TANSTAAFL: The ESCO Energy Optimization Process at 4 WWTPS
Abstract:The Washington Suburban Sanitary Commission (WSSC) serves 1.8 million residents with water and wastewater service with 2 surface water treatment facilities and 5 wastewater treatment plants. In an effort to reduce operating costs and encourage sustainable practices the Commission entered into a series of agreements with an Energy Services Company (ESCO) to perform Energy Performing Contracts (EPCs). These alternative delivery projects involved the Commission conducting upgrades to water and wastewater treatment facilities based on guarantees of reduced operating expenditures.

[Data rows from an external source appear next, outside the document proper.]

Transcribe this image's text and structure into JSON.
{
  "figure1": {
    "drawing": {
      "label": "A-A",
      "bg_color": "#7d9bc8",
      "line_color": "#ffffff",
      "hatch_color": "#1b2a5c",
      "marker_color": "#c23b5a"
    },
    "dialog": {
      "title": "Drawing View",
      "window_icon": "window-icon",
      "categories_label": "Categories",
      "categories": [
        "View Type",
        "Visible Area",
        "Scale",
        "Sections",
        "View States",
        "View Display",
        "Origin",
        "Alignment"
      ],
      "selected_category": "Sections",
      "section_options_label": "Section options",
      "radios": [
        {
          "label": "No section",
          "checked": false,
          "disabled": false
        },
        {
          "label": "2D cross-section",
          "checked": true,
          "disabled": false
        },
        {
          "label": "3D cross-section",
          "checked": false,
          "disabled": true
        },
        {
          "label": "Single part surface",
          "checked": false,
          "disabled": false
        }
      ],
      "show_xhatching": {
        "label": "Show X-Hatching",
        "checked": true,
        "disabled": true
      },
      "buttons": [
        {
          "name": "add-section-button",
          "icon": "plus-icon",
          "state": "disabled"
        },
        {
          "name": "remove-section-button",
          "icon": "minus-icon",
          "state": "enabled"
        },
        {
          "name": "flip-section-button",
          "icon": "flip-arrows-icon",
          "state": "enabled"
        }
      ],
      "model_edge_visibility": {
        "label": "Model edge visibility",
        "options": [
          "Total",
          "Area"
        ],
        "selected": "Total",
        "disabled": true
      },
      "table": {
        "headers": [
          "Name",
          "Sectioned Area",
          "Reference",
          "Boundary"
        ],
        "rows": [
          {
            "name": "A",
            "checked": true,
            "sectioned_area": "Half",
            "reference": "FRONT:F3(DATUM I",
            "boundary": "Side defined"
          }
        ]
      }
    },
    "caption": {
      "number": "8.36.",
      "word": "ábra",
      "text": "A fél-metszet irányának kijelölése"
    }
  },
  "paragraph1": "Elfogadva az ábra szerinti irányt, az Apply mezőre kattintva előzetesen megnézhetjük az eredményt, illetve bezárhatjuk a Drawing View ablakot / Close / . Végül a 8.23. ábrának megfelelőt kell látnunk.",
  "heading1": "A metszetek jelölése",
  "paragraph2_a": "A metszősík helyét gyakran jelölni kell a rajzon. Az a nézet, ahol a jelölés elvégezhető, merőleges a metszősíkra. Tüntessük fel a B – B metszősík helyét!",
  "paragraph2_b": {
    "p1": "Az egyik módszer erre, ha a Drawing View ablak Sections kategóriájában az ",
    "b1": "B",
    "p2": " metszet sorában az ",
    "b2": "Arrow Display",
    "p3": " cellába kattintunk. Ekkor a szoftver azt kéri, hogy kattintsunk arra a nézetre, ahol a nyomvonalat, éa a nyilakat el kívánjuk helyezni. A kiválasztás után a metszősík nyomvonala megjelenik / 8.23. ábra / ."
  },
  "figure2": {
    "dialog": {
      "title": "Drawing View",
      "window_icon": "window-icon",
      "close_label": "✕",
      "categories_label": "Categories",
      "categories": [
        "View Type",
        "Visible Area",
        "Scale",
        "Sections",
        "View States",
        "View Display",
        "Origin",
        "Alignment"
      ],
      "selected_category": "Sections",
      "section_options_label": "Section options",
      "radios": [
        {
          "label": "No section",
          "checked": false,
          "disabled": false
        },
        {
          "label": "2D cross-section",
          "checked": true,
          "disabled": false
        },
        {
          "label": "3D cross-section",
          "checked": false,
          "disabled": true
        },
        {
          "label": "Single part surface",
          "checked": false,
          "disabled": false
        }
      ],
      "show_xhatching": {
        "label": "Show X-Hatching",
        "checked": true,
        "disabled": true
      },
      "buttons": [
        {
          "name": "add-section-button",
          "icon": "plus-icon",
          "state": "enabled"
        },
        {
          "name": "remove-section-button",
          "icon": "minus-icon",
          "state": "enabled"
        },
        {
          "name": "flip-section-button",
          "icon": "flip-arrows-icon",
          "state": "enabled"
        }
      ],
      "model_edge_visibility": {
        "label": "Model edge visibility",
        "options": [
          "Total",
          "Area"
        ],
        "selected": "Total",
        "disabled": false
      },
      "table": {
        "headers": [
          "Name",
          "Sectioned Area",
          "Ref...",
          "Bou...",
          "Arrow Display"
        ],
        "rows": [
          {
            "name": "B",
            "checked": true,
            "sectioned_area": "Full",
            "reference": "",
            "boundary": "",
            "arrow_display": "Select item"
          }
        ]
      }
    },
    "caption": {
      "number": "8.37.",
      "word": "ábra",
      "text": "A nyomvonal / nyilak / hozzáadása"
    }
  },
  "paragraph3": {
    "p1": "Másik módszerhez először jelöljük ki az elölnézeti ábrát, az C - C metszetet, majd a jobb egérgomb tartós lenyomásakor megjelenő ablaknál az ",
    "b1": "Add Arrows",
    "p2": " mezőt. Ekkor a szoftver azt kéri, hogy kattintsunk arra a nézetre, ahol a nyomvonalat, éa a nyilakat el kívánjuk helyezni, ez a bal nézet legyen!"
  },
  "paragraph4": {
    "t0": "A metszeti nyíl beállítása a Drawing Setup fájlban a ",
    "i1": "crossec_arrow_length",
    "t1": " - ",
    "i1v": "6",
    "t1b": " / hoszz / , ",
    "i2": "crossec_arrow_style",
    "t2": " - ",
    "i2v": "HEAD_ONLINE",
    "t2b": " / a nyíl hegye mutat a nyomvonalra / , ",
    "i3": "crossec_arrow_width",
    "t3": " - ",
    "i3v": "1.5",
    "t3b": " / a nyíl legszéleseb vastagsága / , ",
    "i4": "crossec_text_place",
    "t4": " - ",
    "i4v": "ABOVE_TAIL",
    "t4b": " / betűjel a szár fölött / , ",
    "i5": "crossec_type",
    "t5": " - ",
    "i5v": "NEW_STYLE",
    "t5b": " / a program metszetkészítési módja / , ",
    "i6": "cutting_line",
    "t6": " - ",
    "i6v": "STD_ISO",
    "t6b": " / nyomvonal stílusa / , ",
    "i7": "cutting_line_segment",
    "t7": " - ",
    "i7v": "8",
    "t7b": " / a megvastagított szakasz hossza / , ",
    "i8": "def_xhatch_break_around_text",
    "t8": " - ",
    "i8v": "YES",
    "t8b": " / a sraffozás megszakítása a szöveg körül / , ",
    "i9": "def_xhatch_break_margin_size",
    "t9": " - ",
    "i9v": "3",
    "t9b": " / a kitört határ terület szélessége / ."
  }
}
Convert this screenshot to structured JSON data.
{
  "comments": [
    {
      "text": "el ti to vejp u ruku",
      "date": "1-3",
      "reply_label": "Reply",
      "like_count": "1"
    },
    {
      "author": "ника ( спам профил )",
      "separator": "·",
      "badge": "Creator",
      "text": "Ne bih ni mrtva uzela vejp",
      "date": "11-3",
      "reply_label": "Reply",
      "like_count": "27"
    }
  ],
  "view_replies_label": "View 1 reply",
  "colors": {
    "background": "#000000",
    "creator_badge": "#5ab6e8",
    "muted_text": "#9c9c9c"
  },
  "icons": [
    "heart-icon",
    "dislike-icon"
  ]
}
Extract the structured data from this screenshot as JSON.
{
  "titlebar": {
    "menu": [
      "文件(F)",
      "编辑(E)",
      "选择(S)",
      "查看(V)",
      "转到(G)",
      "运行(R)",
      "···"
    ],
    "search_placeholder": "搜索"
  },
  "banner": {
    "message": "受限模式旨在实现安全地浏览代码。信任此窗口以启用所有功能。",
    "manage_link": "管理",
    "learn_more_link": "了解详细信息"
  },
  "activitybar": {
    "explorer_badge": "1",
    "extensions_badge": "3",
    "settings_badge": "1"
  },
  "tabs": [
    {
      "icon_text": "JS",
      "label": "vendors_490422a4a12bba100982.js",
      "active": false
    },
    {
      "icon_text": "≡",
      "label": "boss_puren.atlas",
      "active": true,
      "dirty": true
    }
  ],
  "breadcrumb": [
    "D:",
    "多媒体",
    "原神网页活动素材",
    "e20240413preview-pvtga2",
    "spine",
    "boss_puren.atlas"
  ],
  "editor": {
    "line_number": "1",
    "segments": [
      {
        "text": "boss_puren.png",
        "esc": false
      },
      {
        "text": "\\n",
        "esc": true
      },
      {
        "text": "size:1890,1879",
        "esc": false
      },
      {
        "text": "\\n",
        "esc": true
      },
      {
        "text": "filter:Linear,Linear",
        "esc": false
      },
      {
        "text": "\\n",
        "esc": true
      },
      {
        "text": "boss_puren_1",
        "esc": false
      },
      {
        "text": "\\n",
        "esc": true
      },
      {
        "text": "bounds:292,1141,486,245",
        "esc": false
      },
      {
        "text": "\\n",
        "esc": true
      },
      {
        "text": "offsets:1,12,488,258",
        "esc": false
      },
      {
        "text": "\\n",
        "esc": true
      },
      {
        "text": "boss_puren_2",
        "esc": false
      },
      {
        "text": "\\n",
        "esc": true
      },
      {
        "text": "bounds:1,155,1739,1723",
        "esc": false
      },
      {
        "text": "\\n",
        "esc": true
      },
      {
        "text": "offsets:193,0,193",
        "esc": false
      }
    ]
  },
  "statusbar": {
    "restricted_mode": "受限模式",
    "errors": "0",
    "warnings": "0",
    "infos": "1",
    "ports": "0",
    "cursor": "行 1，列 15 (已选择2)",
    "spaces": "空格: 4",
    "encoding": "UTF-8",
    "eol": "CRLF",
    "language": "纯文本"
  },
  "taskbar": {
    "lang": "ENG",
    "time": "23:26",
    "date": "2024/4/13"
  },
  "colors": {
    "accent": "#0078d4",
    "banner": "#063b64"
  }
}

In this project delivery and financing method, the ESCO in conjunction with the Commission and the owners engineer conducted preliminary evaluations of treatment processes in an effort to identify opportunities for reduction in operating expenses (power consumption, demand management, solids disposal and fuel usage, based on a 15 year payback period. Upon agreement between the owner and the ESCO as to the process improvement, construction cost and reduction in operating costs, the owner and ESCO entered in an agreement whereby the ESCO designed and constructed the improvement (under a modified design-build process) and the ESCO guaranteed the projected operations savings for a 15 year period.
The first series of project involved the expenditure of 10.2 M in construction and design cost with a guaranteed annual savings of 700,000 per year. In the first two years of operation, these projects have saved 1,500,000 per year. While these figures indicate that the Commission has been able to have its cake and eat it too, “There ain't no such thing as a free lunch” (TANSTAFL)”. The process and implementation of these projects demonstrated a number of lessons to the Commission in how to conduct the initial evaluation, design, construction and verification of energy savings. This paper will detail the challenges and lessons learned from the ESCO process and demonstrate the path to success for future ESCO projects.
The process demonstrated the importance of well defined and consistent design standard, particularly for instrumentation and control, electrical and HVAC systems. The Commission was challenged with developing and writing appropriate contractual terms at the preliminary design stage, as that is stage at which the project cost is established and requirements for equipment are developed. In addition, the Commission was challenged with balancing the desires and requirements of multiple groups including operations, engineering, finance, and power management. The paper will present examples of each of the challenges, along with solutions to the challenges that allow the Commission to continue with this project delivery method with greater success.